The present invention relates to a clock recovery system, and more particularly to an open loop phase locked clock recovery oscillator circuit for recovering a clock signal from a high speed small amplitude data stream.
High speed, low power clock recovery circuits find wide applications in high performance communications systems. For example, clock recovery circuits have been used at the front-end of fiber-optic receivers. Clock recovery circuits allow recovery of a clock signal from a potentially small amplitude data stream so as to regenerate the data stream at its original frequency. Phase detectors are typically used for clock recovery from a non-return-to-zero (NRZ) data stream.

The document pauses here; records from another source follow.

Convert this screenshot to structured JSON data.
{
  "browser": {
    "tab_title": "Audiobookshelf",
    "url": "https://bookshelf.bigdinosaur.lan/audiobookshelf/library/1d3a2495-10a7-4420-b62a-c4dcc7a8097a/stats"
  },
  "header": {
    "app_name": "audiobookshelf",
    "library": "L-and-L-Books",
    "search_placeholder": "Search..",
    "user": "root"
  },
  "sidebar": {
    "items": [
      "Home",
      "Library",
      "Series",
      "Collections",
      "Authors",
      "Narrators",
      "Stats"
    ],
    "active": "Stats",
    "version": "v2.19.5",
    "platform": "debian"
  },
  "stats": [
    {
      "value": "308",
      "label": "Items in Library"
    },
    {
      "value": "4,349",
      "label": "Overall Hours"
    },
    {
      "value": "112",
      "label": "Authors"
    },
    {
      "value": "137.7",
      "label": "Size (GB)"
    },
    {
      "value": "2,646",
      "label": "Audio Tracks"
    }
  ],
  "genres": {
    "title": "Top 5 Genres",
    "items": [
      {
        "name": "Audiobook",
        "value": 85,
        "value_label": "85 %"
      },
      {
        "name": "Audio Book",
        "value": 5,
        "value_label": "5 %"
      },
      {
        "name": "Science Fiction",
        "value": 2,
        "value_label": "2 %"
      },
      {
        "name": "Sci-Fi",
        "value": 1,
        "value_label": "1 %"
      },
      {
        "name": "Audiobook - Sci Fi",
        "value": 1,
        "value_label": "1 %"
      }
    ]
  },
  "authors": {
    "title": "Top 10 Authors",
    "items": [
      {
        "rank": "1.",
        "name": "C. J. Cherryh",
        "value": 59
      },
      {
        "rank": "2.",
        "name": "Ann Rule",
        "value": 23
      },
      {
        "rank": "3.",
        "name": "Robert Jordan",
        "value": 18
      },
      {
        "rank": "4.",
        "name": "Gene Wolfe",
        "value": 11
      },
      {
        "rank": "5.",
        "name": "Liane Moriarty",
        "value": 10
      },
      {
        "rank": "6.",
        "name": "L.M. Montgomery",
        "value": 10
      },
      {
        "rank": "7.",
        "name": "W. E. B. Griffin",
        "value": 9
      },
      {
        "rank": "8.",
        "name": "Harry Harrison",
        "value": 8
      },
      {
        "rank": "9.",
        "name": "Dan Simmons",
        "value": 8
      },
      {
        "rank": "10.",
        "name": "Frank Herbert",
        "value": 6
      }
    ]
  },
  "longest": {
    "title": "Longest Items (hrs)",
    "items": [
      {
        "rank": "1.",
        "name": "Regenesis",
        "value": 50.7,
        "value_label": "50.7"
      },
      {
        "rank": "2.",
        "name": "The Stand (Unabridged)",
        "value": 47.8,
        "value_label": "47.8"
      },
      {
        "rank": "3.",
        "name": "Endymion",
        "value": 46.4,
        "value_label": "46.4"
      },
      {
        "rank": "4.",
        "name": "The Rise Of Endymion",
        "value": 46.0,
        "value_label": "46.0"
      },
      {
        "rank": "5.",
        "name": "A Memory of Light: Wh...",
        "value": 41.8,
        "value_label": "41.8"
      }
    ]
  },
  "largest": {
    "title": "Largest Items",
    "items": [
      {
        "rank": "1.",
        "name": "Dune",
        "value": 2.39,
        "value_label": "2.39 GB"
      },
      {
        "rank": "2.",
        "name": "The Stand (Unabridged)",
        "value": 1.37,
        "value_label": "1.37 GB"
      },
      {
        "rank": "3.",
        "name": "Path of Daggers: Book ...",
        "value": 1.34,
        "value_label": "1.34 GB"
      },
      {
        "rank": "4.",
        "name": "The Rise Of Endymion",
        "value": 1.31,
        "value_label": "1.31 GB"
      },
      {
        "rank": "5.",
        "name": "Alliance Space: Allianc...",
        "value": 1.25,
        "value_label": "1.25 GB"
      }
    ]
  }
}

However, when the speed of the data stream is at the limits of the technology, it is impossible to use conventional phase detectors that rely on a phase difference measurement. At extremely high speeds, recovery circuits can only sample the data at the data transition moment to determine a late or early digital phase sample. This is especially true when the clock recovery is performed in CMOS (complementary metal-oxide-semiconductor) for data rates of 2 Giga-bits per second for example. Additionally, conventional analog techniques require a low pass filter to store a control voltage, which takes up large amounts of area in integrated form and is susceptible to noise coupling. Also conventional analog techniques to perform clock recovery can only achieve recovery bandwidths of around 1/50th or less of the data rate due to stability issues as a result of the loop delay, creating destabilizing phase shift.

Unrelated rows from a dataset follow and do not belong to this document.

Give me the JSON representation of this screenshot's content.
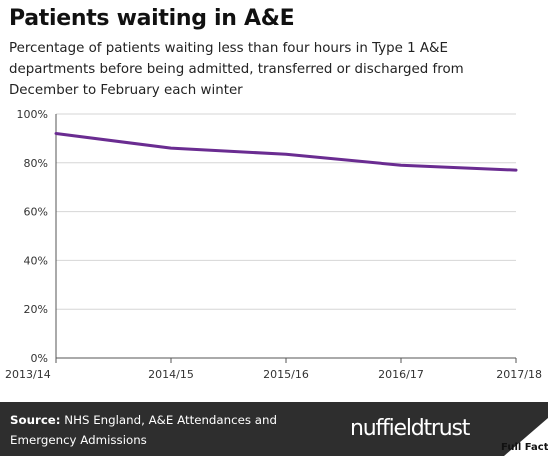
{
  "title": "Patients waiting in A&E",
  "subtitle": "Percentage of patients waiting less than four hours in Type 1 A&E departments before being admitted, transferred or discharged from December to February each winter",
  "chart_data": {
    "type": "line",
    "categories": [
      "2013/14",
      "2014/15",
      "2015/16",
      "2016/17",
      "2017/18"
    ],
    "series": [
      {
        "values": [
          92,
          86,
          83.5,
          79,
          77
        ],
        "color": "#6a2c91"
      }
    ],
    "ylim": [
      0,
      100
    ],
    "yticks": [
      0,
      20,
      40,
      60,
      80,
      100
    ],
    "ytick_labels": [
      "0%",
      "20%",
      "40%",
      "60%",
      "80%",
      "100%"
    ],
    "grid": true,
    "xlabel": "",
    "ylabel": ""
  },
  "footer": {
    "source_label": "Source:",
    "source_text": " NHS England, A&E Attendances and Emergency Admissions",
    "logo_text": "nuffieldtrust",
    "badge_text": "Full Fact"
  },
  "colors": {
    "line": "#6a2c91",
    "grid": "#d6d6d6",
    "footer_bg": "#2e2e2e"
  }
}
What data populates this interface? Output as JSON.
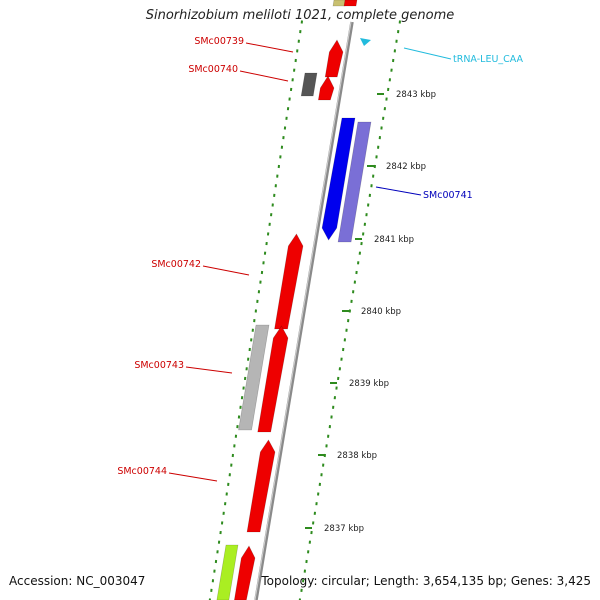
{
  "title": "Sinorhizobium meliloti 1021, complete genome",
  "footer": {
    "accession": "Accession: NC_003047",
    "topology": "Topology: circular; Length: 3,654,135 bp; Genes: 3,425"
  },
  "colors": {
    "backbone": "#8a8a8a",
    "tick": "#2e8b1e",
    "gene_red": "#ee0000",
    "gene_blue": "#0000ee",
    "gene_lavender": "#7a6fd6",
    "gene_gray": "#b5b5b5",
    "gene_darkgray": "#555555",
    "gene_olive": "#c8c070",
    "gene_lime": "#aaee22",
    "trna": "#22bbdd",
    "label_red": "#cc0000",
    "label_blue": "#0000bb",
    "label_cyan": "#22bbdd"
  },
  "kbp_labels": [
    {
      "text": "2843 kbp"
    },
    {
      "text": "2842 kbp"
    },
    {
      "text": "2841 kbp"
    },
    {
      "text": "2840 kbp"
    },
    {
      "text": "2839 kbp"
    },
    {
      "text": "2838 kbp"
    },
    {
      "text": "2837 kbp"
    }
  ],
  "gene_labels": [
    {
      "text": "SMc00739",
      "color": "label_red"
    },
    {
      "text": "SMc00740",
      "color": "label_red"
    },
    {
      "text": "tRNA-LEU_CAA",
      "color": "label_cyan"
    },
    {
      "text": "SMc00741",
      "color": "label_blue"
    },
    {
      "text": "SMc00742",
      "color": "label_red"
    },
    {
      "text": "SMc00743",
      "color": "label_red"
    },
    {
      "text": "SMc00744",
      "color": "label_red"
    }
  ]
}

Continuous time processing clock recovery circuits for example, LC-tuned filters or quadricorrelators have been explored and hold promise of lower power since the extra high speed clocks and circuitry used solely for sampling the data during potential data transitions are avoided. However, it is extremely difficult to accomplish these methods in mainstream digital CMOS.

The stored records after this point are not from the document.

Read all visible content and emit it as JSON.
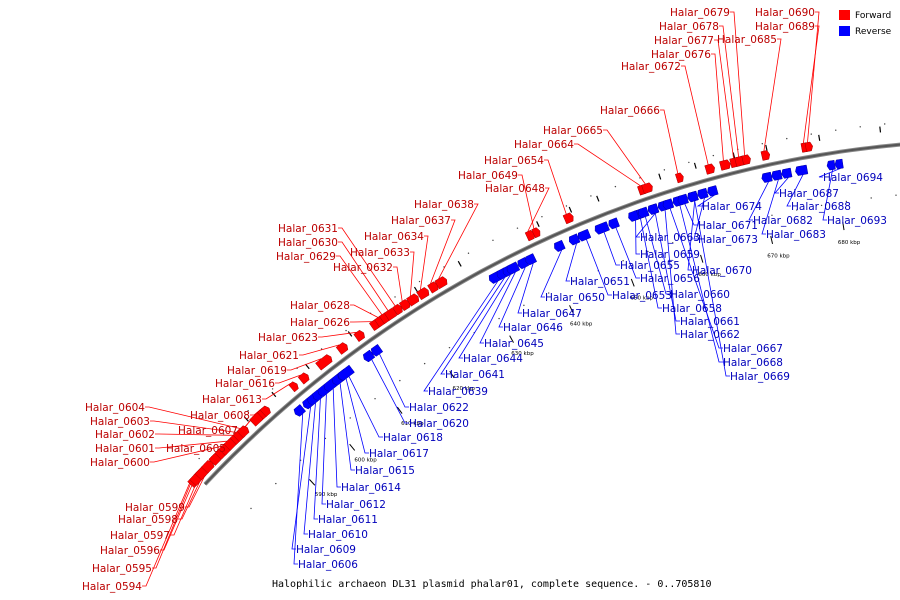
{
  "caption": "Halophilic archaeon DL31 plasmid phalar01, complete sequence. - 0..705810",
  "legend": {
    "forward_label": "Forward",
    "reverse_label": "Reverse",
    "forward_color": "#ff0000",
    "reverse_color": "#0000ff"
  },
  "ticks": [
    "590 kbp",
    "600 kbp",
    "610 kbp",
    "620 kbp",
    "630 kbp",
    "640 kbp",
    "650 kbp",
    "660 kbp",
    "670 kbp",
    "680 kbp"
  ],
  "forward_genes": [
    "Halar_0594",
    "Halar_0595",
    "Halar_0596",
    "Halar_0597",
    "Halar_0598",
    "Halar_0599",
    "Halar_0600",
    "Halar_0601",
    "Halar_0602",
    "Halar_0603",
    "Halar_0604",
    "Halar_0605",
    "Halar_0607",
    "Halar_0608",
    "Halar_0613",
    "Halar_0616",
    "Halar_0619",
    "Halar_0621",
    "Halar_0623",
    "Halar_0626",
    "Halar_0628",
    "Halar_0629",
    "Halar_0630",
    "Halar_0631",
    "Halar_0632",
    "Halar_0633",
    "Halar_0634",
    "Halar_0637",
    "Halar_0638",
    "Halar_0648",
    "Halar_0649",
    "Halar_0654",
    "Halar_0664",
    "Halar_0665",
    "Halar_0666",
    "Halar_0672",
    "Halar_0676",
    "Halar_0677",
    "Halar_0678",
    "Halar_0679",
    "Halar_0685",
    "Halar_0689",
    "Halar_0690"
  ],
  "reverse_genes": [
    "Halar_0606",
    "Halar_0609",
    "Halar_0610",
    "Halar_0611",
    "Halar_0612",
    "Halar_0614",
    "Halar_0615",
    "Halar_0617",
    "Halar_0618",
    "Halar_0620",
    "Halar_0622",
    "Halar_0639",
    "Halar_0641",
    "Halar_0644",
    "Halar_0645",
    "Halar_0646",
    "Halar_0647",
    "Halar_0650",
    "Halar_0651",
    "Halar_0653",
    "Halar_0655",
    "Halar_0656",
    "Halar_0658",
    "Halar_0659",
    "Halar_0660",
    "Halar_0661",
    "Halar_0662",
    "Halar_0663",
    "Halar_0667",
    "Halar_0668",
    "Halar_0669",
    "Halar_0670",
    "Halar_0671",
    "Halar_0673",
    "Halar_0674",
    "Halar_0682",
    "Halar_0683",
    "Halar_0687",
    "Halar_0688",
    "Halar_0693",
    "Halar_0694"
  ]
}
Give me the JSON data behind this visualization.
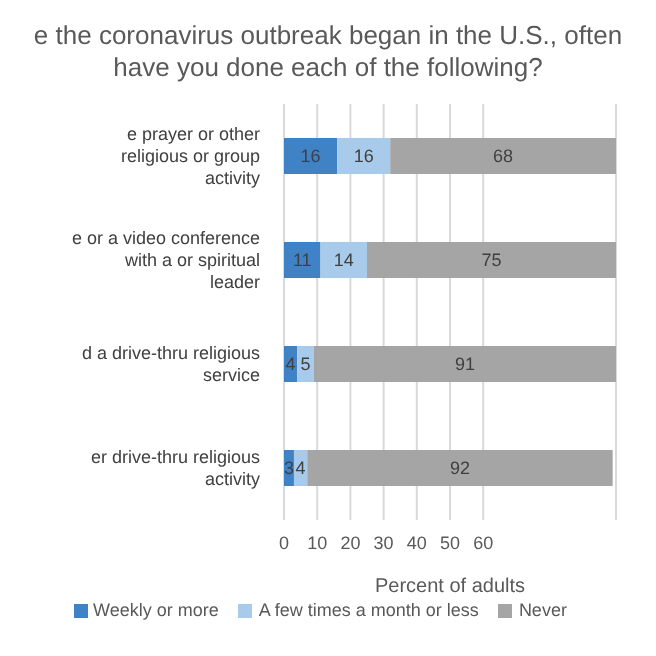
{
  "chart_data": {
    "type": "bar",
    "orientation": "horizontal",
    "stacked": true,
    "title": "e the coronavirus outbreak began in the U.S., often have you done each of the following?",
    "categories": [
      "e prayer or other religious or group activity",
      "e or a video conference with a or spiritual leader",
      "d a drive-thru religious service",
      "er drive-thru religious activity"
    ],
    "series": [
      {
        "name": "Weekly or more",
        "color": "#3f83c6",
        "values": [
          16,
          11,
          4,
          3
        ]
      },
      {
        "name": "A few times a month or less",
        "color": "#a9cbeb",
        "values": [
          16,
          14,
          5,
          4
        ]
      },
      {
        "name": "Never",
        "color": "#a5a5a5",
        "values": [
          68,
          75,
          91,
          92
        ]
      }
    ],
    "xlim": [
      0,
      100
    ],
    "xticks": [
      0,
      10,
      20,
      30,
      40,
      50,
      60
    ],
    "xlabel": "Percent of adults",
    "grid": "x",
    "legend": "bottom",
    "data_labels": true
  }
}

One form of nonlinear continuous time processing clock recovery circuit has been proposed by B. Razavi in "A2.5-Gb/s 15 m-mW Clock Recovery Circuit," IEEE J. Solid-State Circuits, vol. 31, pp 472-480, April 1996. This article describes the design of a high-speed clock recovery circuit fabricated in a 20 GHz 1-.mu.m BiCMOS technology. However, the design uses a bipolar system, which is not suitable for CMOS technology. Also, the control loop can present stability problems.